I could really use direction here on how to proceed. I’ve written a letter to the litex guys asking about this too, but decided to ask here as well, given that the problem is very pynq-specific, rather than just adding a new board.

I can edit litex’s build system which essentially generated a .tcl for how vivado should generate the bitstream. This is where I assume I should be making changes - make it not wrap everything into a single rtl IP, but have two split IPs in vivado, one custom and one - the PS and then have it generate the .tcl that the overlay system could consume.

Any thoughts?

I’m also now reading the entire zynq manual book and given the fact I want to work in fpga research, want to really understand what is happening here when I’m trying to get this custom IP merged with the zynq and loaded as an overlay.

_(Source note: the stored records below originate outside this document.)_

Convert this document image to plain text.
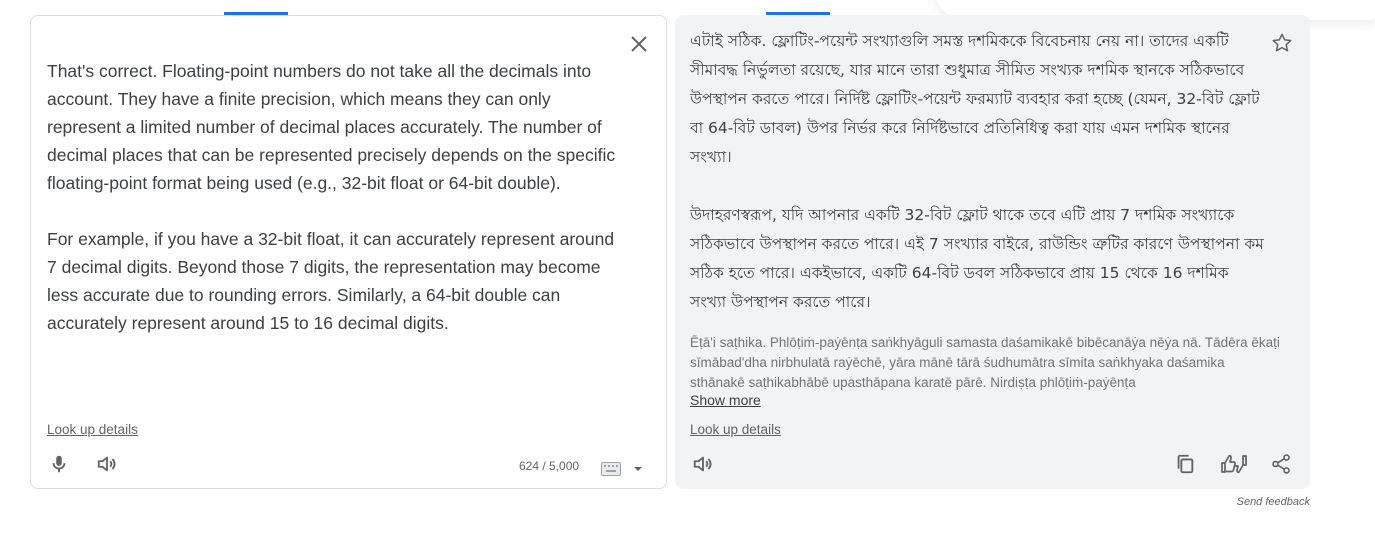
That's correct. Floating-point numbers do not take all the decimals into account. They have a finite precision, which means they can only represent a limited number of decimal places accurately. The number of decimal places that can be represented precisely depends on the specific floating-point format being used (e.g., 32-bit float or 64-bit double).

For example, if you have a 32-bit float, it can accurately represent around 7 decimal digits. Beyond those 7 digits, the representation may become less accurate due to rounding errors. Similarly, a 64-bit double can accurately represent around 15 to 16 decimal digits.

Look up details
624 / 5,000

এটাই সঠিক. ফ্লোটিং-পয়েন্ট সংখ্যাগুলি সমস্ত দশমিককে বিবেচনায় নেয় না। তাদের একটি সীমাবদ্ধ নির্ভুলতা রয়েছে, যার মানে তারা শুধুমাত্র সীমিত সংখ্যক দশমিক স্থানকে সঠিকভাবে উপস্থাপন করতে পারে। নির্দিষ্ট ফ্লোটিং-পয়েন্ট ফরম্যাট ব্যবহার করা হচ্ছে (যেমন, 32-বিট ফ্লোট বা 64-বিট ডাবল) উপর নির্ভর করে নির্দিষ্টভাবে প্রতিনিধিত্ব করা যায় এমন দশমিক স্থানের সংখ্যা।

উদাহরণস্বরূপ, যদি আপনার একটি 32-বিট ফ্লোট থাকে তবে এটি প্রায় 7 দশমিক সংখ্যাকে সঠিকভাবে উপস্থাপন করতে পারে। এই 7 সংখ্যার বাইরে, রাউন্ডিং ত্রুটির কারণে উপস্থাপনা কম সঠিক হতে পারে। একইভাবে, একটি 64-বিট ডবল সঠিকভাবে প্রায় 15 থেকে 16 দশমিক সংখ্যা উপস্থাপন করতে পারে।

Ēṭā'i saṭhika. Phlōṭiṁ-paẏēnṭa saṅkhyāguli samasta daśamikakē bibēcanāẏa nēẏa nā. Tādēra ēkaṭi sīmābad'dha nirbhulatā raẏēchē, yāra mānē tārā śudhumātra sīmita saṅkhyaka daśamika sthānakē saṭhikabhābē upasthāpana karatē pārē. Nirdiṣṭa phlōṭiṁ-paẏēnṭa
Show more
Look up details
Send feedback
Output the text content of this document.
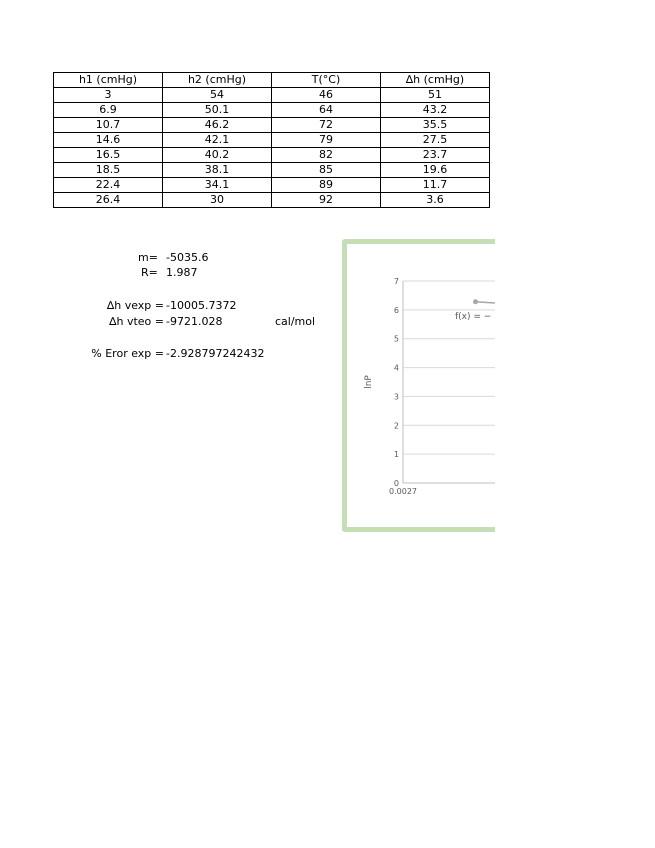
h1 (cmHg)	h2 (cmHg)	T(°C)	∆h (cmHg)
3	54	46	51
6.9	50.1	64	43.2
10.7	46.2	72	35.5
14.6	42.1	79	27.5
16.5	40.2	82	23.7
18.5	38.1	85	19.6
22.4	34.1	89	11.7
26.4	30	92	3.6
m= -5035.6
R= 1.987
∆h vexp = -10005.7372
∆h vteo = -9721.028	cal/mol
% Eror exp = -2.928797242432
0
1
2
3
4
5
6
7
0.0027	0.00275
lnP
f(x) = −
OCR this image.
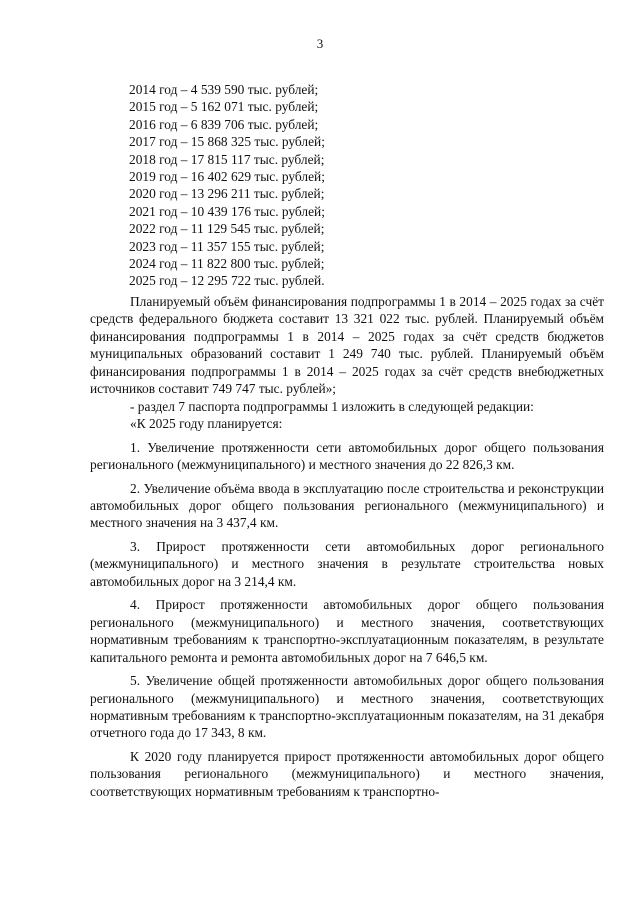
3
2014 год – 4 539 590 тыс. рублей;
2015 год – 5 162 071 тыс. рублей;
2016 год – 6 839 706 тыс. рублей;
2017 год – 15 868 325 тыс. рублей;
2018 год – 17 815 117 тыс. рублей;
2019 год – 16 402 629 тыс. рублей;
2020 год – 13 296 211 тыс. рублей;
2021 год – 10 439 176 тыс. рублей;
2022 год – 11 129 545 тыс. рублей;
2023 год – 11 357 155 тыс. рублей;
2024 год – 11 822 800 тыс. рублей;
2025 год – 12 295 722 тыс. рублей.

Планируемый объём финансирования подпрограммы 1 в 2014 – 2025 годах за счёт средств федерального бюджета составит 13 321 022 тыс. рублей. Планируемый объём финансирования подпрограммы 1 в 2014 – 2025 годах за счёт средств бюджетов муниципальных образований составит 1 249 740 тыс. рублей. Планируемый объём финансирования подпрограммы 1 в 2014 – 2025 годах за счёт средств внебюджетных источников составит 749 747 тыс. рублей»;

- раздел 7 паспорта подпрограммы 1 изложить в следующей редакции:

«К 2025 году планируется:

1. Увеличение протяженности сети автомобильных дорог общего пользования регионального (межмуниципального) и местного значения до 22 826,3 км.

2. Увеличение объёма ввода в эксплуатацию после строительства и реконструкции автомобильных дорог общего пользования регионального (межмуниципального) и местного значения на 3 437,4 км.

3. Прирост протяженности сети автомобильных дорог регионального (межмуниципального) и местного значения в результате строительства новых автомобильных дорог на 3 214,4 км.

4. Прирост протяженности автомобильных дорог общего пользования регионального (межмуниципального) и местного значения, соответствующих нормативным требованиям к транспортно-эксплуатационным показателям, в результате капитального ремонта и ремонта автомобильных дорог на 7 646,5 км.

5. Увеличение общей протяженности автомобильных дорог общего пользования регионального (межмуниципального) и местного значения, соответствующих нормативным требованиям к транспортно-эксплуатационным показателям, на 31 декабря отчетного года до 17 343, 8 км.

К 2020 году планируется прирост протяженности автомобильных дорог общего пользования регионального (межмуниципального) и местного значения, соответствующих нормативным требованиям к транспортно-
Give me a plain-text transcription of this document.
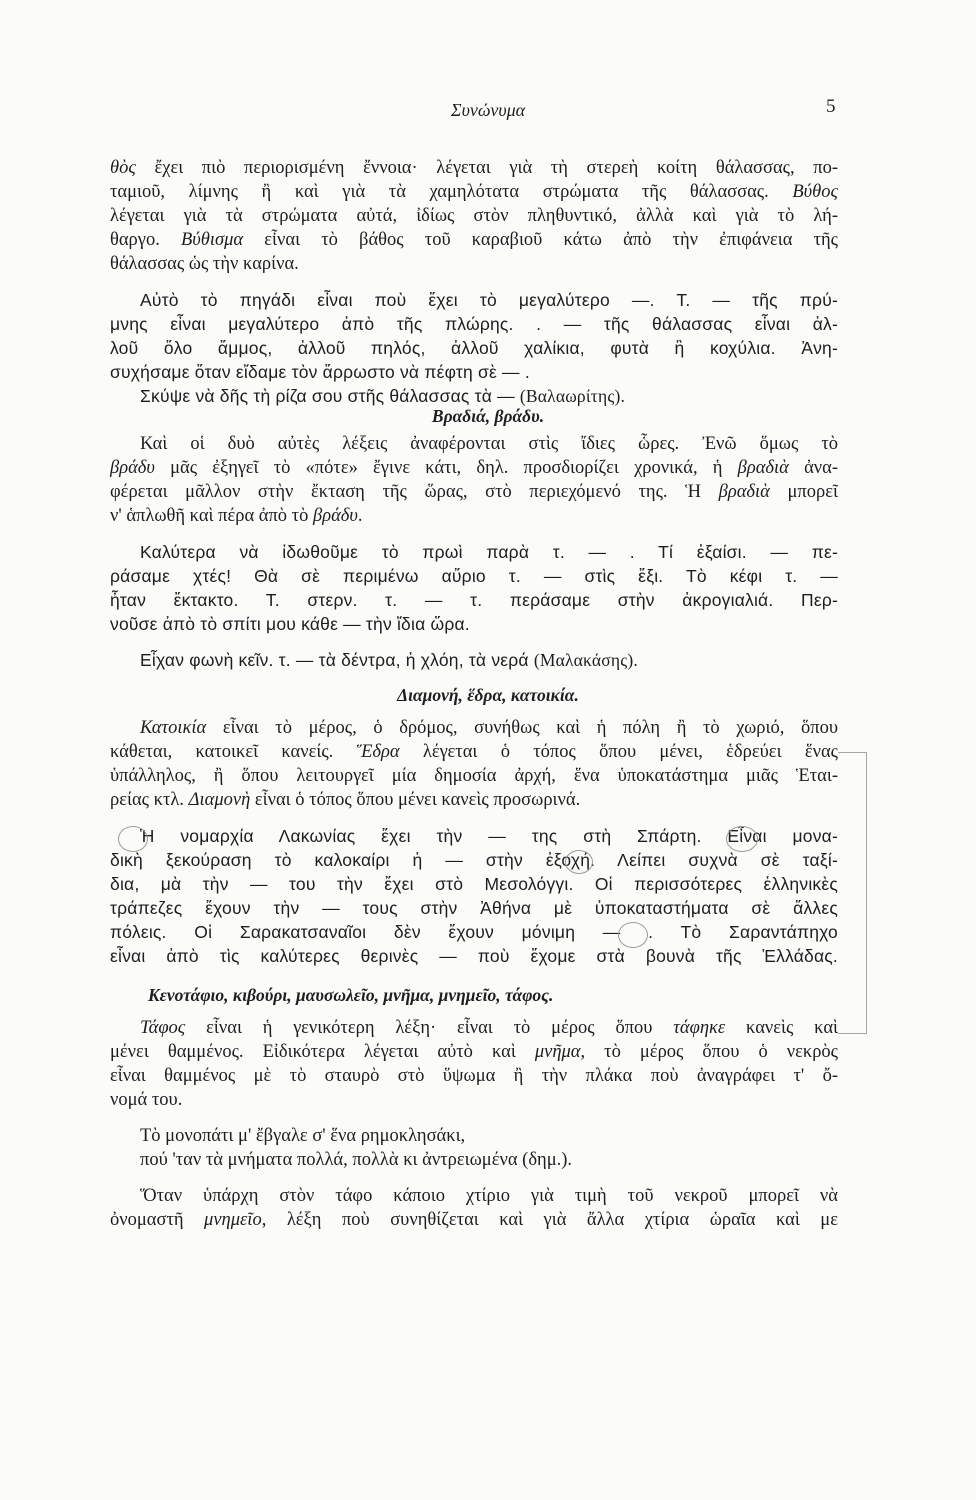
Συνώνυμα	5
Βραδιά, βράδυ.
Διαμονή, ἕδρα, κατοικία.
Κενοτάφιο, κιβούρι, μαυσωλεῖο, μνῆμα, μνημεῖο, τάφος.
θὸς ἔχει πιὸ περιορισμένη ἔννοια· λέγεται γιὰ τὴ στερεὴ κοίτη θάλασσας, πο-
ταμιοῦ, λίμνης ἢ καὶ γιὰ τὰ χαμηλότατα στρώματα τῆς θάλασσας. Βύθος
λέγεται γιὰ τὰ στρώματα αὐτά, ἰδίως στὸν πληθυντικό, ἀλλὰ καὶ γιὰ τὸ λή-
θαργο. Βύθισμα εἶναι τὸ βάθος τοῦ καραβιοῦ κάτω ἀπὸ τὴν ἐπιφάνεια τῆς
θάλασσας ὡς τὴν καρίνα.
Αὐτὸ τὸ πηγάδι εἶναι ποὺ ἔχει τὸ μεγαλύτερο —. Τ. — τῆς πρύ-
μνης εἶναι μεγαλύτερο ἀπὸ τῆς πλώρης. . — τῆς θάλασσας εἶναι ἀλ-
λοῦ ὅλο ἄμμος, ἀλλοῦ πηλός, ἀλλοῦ χαλίκια, φυτὰ ἢ κοχύλια. Ἀνη-
συχήσαμε ὅταν εἴδαμε τὸν ἄρρωστο νὰ πέφτη σὲ — .
Σκύψε νὰ δῆς τὴ ρίζα σου στῆς θάλασσας τὰ — (Βαλαωρίτης).
Καὶ οἱ δυὸ αὐτὲς λέξεις ἀναφέρονται στὶς ἴδιες ὧρες. Ἐνῶ ὅμως τὸ
βράδυ μᾶς ἐξηγεῖ τὸ «πότε» ἔγινε κάτι, δηλ. προσδιορίζει χρονικά, ἡ βραδιὰ ἀνα-
φέρεται μᾶλλον στὴν ἔκταση τῆς ὥρας, στὸ περιεχόμενό της. Ἡ βραδιὰ μπορεῖ
ν' ἁπλωθῆ καὶ πέρα ἀπὸ τὸ βράδυ.
Καλύτερα νὰ ἰδωθοῦμε τὸ πρωὶ παρὰ τ. — . Τί ἐξαίσι. — πε-
ράσαμε χτές! Θὰ σὲ περιμένω αὔριο τ. — στὶς ἔξι. Τὸ κέφι τ. —
ἦταν ἔκτακτο. Τ. στερν. τ. — τ. περάσαμε στὴν ἀκρογιαλιά. Περ-
νοῦσε ἀπὸ τὸ σπίτι μου κάθε — τὴν ἴδια ὥρα.
Εἶχαν φωνὴ κεῖν. τ. — τὰ δέντρα, ἡ χλόη, τὰ νερά (Μαλακάσης).
Κατοικία εἶναι τὸ μέρος, ὁ δρόμος, συνήθως καὶ ἡ πόλη ἢ τὸ χωριό, ὅπου
κάθεται, κατοικεῖ κανείς. Ἕδρα λέγεται ὁ τόπος ὅπου μένει, ἑδρεύει ἕνας
ὑπάλληλος, ἢ ὅπου λειτουργεῖ μία δημοσία ἀρχή, ἕνα ὑποκατάστημα μιᾶς Ἑται-
ρείας κτλ. Διαμονὴ εἶναι ὁ τόπος ὅπου μένει κανεὶς προσωρινά.
Ἡ νομαρχία Λακωνίας ἔχει τὴν — της στὴ Σπάρτη. Εἶναι μονα-
δικὴ ξεκούραση τὸ καλοκαίρι ἡ — στὴν ἐξοχή. Λείπει συχνὰ σὲ ταξί-
δια, μὰ τὴν — του τὴν ἔχει στὸ Μεσολόγγι. Οἱ περισσότερες ἑλληνικὲς
τράπεζες ἔχουν τὴν — τους στὴν Ἀθήνα μὲ ὑποκαταστήματα σὲ ἄλλες
πόλεις. Οἱ Σαρακατσαναῖοι δὲν ἔχουν μόνιμη — . Τὸ Σαραντάπηχο
εἶναι ἀπὸ τὶς καλύτερες θερινὲς — ποὺ ἔχομε στὰ βουνὰ τῆς Ἑλλάδας.
Τάφος εἶναι ἡ γενικότερη λέξη· εἶναι τὸ μέρος ὅπου τάφηκε κανεὶς καὶ
μένει θαμμένος. Εἰδικότερα λέγεται αὐτὸ καὶ μνῆμα, τὸ μέρος ὅπου ὁ νεκρὸς
εἶναι θαμμένος μὲ τὸ σταυρὸ στὸ ὕψωμα ἢ τὴν πλάκα ποὺ ἀναγράφει τ' ὄ-
νομά του.
Τὸ μονοπάτι μ' ἔβγαλε σ' ἕνα ρημοκλησάκι,
πού 'ταν τὰ μνήματα πολλά, πολλὰ κι ἀντρειωμένα (δημ.).
Ὅταν ὑπάρχη στὸν τάφο κάποιο χτίριο γιὰ τιμὴ τοῦ νεκροῦ μπορεῖ νὰ
ὀνομαστῆ μνημεῖο, λέξη ποὺ συνηθίζεται καὶ γιὰ ἄλλα χτίρια ὡραῖα καὶ με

By the end of the day, this link between the ecosystems could lead to some cool projects :wink:

This is the .tcl that litex generates:

As far as I understand, the PS should be merged inside the verilog file. So this I think I have to move out to vivado?

You don’t have to package everything up into a single hierarchy. You should make the PS block appear at the top level block design. We want the block design to be open to users and there is no blackbox that prohibits users from checking the design. This is also a common design style - I have rarely seen any block design that wraps up the PS block.

I see, I just had a chat with one of the litex designers. They told me that the method I used had litex doing the integration. The alternative is to get litex to generate a core that vivado would see as a custom IP and then get the integration done in vivado. I think that’s the approach I will take. I assume this can be fully done in tcl? Create some necessary ports in the litex design that I could then run block automation on with vivado?

It can be done in tcl, but a much easier way is to do it in Vivado IPI by connecting blocks there. After you have done the design (and validated it) you can generate the tcl file by write_block_tcl command in the tcl console.